Question

(1+tanA+secA) (1+cotA-cosecA)​

Answer 1

Answer:

Step-by-step explanation:

(1+tanA+secA) (1+cotA-cosecA)​

=> [1 + SinA/CosA + 1/CosA] [ 1 + CosA/SinA - 1/SinA]

=> [(CosA + SinA + 1) / CosA] [ (SinA + CosA - 1)/SinA]

=> 1/SinACosA { [(SinA+CosA) + 1][(SinA+CosA) - 1] }

//the expression in curly brackets is of form (a + b)(a-b) => a² - b²

=> 1/SinACosA [ (SinA+CosA)² - 1²]

//(SinA+CosA)² is of form (a + b)² => a² + b² + 2ab

=> 1/SinACosA [ Sin²A + Cos²A + 2SinACosA - 1 ]
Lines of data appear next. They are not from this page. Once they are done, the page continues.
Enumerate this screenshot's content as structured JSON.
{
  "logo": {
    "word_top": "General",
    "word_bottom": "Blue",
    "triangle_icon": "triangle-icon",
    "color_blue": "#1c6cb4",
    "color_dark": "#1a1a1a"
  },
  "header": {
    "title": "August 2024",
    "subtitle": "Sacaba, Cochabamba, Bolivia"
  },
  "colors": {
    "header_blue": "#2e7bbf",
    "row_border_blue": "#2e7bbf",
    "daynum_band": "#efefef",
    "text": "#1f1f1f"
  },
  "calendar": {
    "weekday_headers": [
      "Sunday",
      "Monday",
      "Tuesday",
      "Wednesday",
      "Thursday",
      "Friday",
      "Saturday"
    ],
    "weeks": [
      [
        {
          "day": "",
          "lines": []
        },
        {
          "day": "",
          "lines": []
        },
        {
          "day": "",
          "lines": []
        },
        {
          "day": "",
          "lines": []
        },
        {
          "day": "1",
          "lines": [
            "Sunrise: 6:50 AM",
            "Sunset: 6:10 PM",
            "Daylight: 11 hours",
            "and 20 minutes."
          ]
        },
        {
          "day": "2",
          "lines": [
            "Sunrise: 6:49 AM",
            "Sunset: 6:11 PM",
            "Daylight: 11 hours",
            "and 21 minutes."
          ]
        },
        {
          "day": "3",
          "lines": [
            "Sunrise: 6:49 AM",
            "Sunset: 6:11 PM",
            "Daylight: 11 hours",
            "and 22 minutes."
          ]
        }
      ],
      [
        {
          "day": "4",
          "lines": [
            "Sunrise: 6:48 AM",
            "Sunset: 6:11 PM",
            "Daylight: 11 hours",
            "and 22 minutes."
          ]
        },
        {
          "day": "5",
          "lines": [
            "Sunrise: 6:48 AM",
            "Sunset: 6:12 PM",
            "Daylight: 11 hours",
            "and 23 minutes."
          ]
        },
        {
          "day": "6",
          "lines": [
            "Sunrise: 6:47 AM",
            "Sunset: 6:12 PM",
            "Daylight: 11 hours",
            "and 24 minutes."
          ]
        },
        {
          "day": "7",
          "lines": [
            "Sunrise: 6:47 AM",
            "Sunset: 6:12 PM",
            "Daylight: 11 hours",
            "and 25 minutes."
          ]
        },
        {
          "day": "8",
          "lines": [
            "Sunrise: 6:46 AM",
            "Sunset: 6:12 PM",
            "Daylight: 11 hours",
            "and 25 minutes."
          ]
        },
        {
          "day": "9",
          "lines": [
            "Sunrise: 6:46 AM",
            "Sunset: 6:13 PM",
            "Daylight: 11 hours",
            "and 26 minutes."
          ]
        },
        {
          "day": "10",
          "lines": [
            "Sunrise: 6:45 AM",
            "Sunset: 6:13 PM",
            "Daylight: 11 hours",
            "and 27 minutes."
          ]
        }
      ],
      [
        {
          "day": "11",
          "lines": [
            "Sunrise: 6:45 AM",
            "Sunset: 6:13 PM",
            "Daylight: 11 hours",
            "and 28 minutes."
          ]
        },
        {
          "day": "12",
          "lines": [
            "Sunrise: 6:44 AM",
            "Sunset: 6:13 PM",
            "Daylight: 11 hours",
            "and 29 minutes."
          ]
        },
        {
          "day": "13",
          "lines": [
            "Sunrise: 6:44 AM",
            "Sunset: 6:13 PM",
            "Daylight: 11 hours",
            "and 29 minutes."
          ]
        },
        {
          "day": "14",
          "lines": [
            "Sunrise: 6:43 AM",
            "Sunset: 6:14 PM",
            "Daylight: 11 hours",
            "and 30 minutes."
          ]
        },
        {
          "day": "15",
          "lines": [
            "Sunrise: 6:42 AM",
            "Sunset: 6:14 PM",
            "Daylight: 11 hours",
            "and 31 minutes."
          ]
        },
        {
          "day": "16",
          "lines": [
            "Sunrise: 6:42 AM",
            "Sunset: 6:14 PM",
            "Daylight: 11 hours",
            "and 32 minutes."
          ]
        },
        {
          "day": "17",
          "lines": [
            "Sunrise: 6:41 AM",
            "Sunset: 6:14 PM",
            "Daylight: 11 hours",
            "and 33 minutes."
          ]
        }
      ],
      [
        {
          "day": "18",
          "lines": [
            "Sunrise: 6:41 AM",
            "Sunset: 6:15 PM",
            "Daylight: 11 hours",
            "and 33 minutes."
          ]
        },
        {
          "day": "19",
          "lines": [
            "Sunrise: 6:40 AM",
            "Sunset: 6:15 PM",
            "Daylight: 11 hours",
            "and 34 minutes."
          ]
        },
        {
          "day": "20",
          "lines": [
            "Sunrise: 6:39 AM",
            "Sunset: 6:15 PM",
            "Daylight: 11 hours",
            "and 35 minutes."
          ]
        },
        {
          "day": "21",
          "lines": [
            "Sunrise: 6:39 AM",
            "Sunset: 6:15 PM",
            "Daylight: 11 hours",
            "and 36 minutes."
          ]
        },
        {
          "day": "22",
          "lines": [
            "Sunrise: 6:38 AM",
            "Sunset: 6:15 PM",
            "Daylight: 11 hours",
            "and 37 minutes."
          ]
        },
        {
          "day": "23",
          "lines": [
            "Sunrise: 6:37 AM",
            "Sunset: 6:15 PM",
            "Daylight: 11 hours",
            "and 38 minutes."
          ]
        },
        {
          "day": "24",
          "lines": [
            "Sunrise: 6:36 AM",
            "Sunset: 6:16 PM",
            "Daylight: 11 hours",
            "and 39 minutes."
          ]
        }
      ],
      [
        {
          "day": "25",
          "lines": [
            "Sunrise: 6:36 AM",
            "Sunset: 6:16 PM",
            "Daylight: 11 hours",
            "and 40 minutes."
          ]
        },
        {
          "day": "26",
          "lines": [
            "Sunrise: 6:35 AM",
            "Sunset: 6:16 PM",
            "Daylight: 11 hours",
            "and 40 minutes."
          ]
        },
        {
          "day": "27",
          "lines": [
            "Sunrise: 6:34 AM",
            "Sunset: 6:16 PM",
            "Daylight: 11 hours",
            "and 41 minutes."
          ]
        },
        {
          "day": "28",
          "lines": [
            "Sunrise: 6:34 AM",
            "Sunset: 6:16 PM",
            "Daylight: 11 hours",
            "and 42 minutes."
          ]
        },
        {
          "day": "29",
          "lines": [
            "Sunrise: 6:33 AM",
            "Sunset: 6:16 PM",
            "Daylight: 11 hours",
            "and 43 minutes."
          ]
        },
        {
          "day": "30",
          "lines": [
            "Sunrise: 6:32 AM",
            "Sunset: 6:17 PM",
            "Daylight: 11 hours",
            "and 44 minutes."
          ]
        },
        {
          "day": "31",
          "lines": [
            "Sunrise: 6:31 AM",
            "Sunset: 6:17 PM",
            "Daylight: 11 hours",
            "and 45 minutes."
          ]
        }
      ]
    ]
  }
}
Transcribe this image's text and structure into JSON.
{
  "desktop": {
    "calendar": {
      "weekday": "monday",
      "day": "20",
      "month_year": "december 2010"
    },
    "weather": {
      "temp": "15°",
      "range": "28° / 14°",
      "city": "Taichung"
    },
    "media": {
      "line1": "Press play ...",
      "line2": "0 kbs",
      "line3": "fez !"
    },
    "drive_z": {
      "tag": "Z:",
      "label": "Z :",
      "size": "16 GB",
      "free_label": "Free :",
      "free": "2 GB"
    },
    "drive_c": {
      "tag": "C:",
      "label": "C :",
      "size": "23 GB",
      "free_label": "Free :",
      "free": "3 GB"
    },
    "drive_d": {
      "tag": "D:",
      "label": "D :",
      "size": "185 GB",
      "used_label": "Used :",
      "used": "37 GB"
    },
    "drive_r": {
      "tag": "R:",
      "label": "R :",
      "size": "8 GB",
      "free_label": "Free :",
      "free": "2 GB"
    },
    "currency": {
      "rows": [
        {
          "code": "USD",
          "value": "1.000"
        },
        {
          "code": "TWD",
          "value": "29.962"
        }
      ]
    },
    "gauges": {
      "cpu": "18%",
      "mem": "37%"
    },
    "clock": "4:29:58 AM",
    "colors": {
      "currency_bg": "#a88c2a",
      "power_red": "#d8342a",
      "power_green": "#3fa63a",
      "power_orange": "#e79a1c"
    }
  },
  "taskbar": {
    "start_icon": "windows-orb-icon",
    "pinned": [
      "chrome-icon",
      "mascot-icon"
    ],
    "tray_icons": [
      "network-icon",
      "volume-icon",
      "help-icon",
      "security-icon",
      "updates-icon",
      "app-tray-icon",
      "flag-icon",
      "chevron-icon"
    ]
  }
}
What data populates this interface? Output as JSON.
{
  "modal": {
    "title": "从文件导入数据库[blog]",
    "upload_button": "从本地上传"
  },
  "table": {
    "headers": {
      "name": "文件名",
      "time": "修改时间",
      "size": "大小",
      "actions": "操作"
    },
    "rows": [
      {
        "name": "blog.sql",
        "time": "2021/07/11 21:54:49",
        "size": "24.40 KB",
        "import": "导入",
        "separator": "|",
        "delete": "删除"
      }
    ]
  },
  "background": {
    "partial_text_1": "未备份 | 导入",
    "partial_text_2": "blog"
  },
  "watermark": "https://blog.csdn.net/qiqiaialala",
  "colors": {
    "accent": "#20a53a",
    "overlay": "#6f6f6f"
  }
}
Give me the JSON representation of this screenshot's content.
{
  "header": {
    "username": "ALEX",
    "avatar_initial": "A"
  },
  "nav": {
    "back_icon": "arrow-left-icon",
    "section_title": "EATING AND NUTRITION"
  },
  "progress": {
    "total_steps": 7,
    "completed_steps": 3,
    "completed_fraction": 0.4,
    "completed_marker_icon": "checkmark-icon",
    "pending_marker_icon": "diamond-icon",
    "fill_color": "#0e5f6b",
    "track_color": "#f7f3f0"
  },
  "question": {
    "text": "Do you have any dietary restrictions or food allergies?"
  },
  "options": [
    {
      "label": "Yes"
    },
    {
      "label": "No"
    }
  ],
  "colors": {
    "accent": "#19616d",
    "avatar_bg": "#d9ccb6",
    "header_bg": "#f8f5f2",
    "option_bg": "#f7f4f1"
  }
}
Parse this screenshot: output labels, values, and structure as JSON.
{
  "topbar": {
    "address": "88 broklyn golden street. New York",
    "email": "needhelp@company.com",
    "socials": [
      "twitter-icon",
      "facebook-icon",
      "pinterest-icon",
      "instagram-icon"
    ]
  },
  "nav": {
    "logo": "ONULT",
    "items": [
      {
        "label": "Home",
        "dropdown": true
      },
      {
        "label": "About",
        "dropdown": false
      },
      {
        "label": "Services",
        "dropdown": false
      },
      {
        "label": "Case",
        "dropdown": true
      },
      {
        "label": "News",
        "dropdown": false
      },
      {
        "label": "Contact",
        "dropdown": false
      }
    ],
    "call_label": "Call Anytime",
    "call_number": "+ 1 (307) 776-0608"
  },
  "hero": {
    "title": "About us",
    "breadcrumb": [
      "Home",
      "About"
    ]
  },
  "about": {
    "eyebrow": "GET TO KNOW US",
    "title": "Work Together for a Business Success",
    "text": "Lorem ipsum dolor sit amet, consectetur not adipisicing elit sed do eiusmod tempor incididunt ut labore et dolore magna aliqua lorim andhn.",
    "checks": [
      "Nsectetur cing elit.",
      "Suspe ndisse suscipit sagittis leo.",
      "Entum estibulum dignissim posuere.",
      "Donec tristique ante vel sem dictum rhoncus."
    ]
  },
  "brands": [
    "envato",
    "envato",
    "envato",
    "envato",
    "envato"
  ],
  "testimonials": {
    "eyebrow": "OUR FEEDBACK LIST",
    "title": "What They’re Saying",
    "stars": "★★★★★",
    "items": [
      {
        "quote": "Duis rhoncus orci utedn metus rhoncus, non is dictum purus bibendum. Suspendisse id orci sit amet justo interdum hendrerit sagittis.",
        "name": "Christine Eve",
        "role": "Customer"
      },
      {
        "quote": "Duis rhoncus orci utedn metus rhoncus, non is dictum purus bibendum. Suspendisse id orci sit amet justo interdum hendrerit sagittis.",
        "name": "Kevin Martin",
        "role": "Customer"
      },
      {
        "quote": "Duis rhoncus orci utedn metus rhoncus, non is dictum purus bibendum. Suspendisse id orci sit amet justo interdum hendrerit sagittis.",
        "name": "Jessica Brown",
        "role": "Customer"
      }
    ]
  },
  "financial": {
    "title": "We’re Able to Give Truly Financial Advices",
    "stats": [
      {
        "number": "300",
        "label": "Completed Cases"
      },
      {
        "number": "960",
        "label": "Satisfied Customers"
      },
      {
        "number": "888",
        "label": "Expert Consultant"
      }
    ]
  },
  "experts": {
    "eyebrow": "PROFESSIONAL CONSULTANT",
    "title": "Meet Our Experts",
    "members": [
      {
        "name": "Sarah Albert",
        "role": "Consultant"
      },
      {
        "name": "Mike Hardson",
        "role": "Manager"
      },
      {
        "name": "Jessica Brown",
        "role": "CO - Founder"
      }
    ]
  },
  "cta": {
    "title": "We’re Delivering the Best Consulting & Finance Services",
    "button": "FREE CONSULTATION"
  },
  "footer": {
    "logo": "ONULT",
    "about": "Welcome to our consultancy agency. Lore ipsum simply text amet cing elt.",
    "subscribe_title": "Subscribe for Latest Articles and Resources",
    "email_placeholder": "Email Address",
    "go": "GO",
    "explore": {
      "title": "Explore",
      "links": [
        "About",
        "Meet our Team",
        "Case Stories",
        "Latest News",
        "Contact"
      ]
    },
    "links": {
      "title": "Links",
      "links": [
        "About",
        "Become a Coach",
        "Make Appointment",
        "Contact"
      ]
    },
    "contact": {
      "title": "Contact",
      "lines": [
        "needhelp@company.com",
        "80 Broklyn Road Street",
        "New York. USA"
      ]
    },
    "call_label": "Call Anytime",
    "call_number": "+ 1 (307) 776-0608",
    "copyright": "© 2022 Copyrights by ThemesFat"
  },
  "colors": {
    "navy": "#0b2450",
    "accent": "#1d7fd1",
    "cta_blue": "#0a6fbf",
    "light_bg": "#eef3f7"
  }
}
//We know that  Sin²A + Cos²A = 1

=> 1/SinACosA [ 1 + 2SinACosA - 1]

=> 2SinACosA/SinACosA

=> 2

Answer 2

Answer:

$(1 + \tan(a) + \sec(a) ) \\ (1 +\cot(a) - cosec(a)) \\ = ( \frac{ \cos(a) + \sin(a) + 1 }{ \cos(a) } )( \frac{ \sin(a) + \cos(a) - 1 }{ \sin(a) } ) \\ = \frac{( \sin(a) + \cos(a)) {}^{2} - 1 {}^{2} }{ \sin(a) \cos(a) } \\ = \frac{1 + 2 \sin(a) \cos(a) - 1 }{ \sin(a) \cos(a) } \\ = 2$

hope it's helpful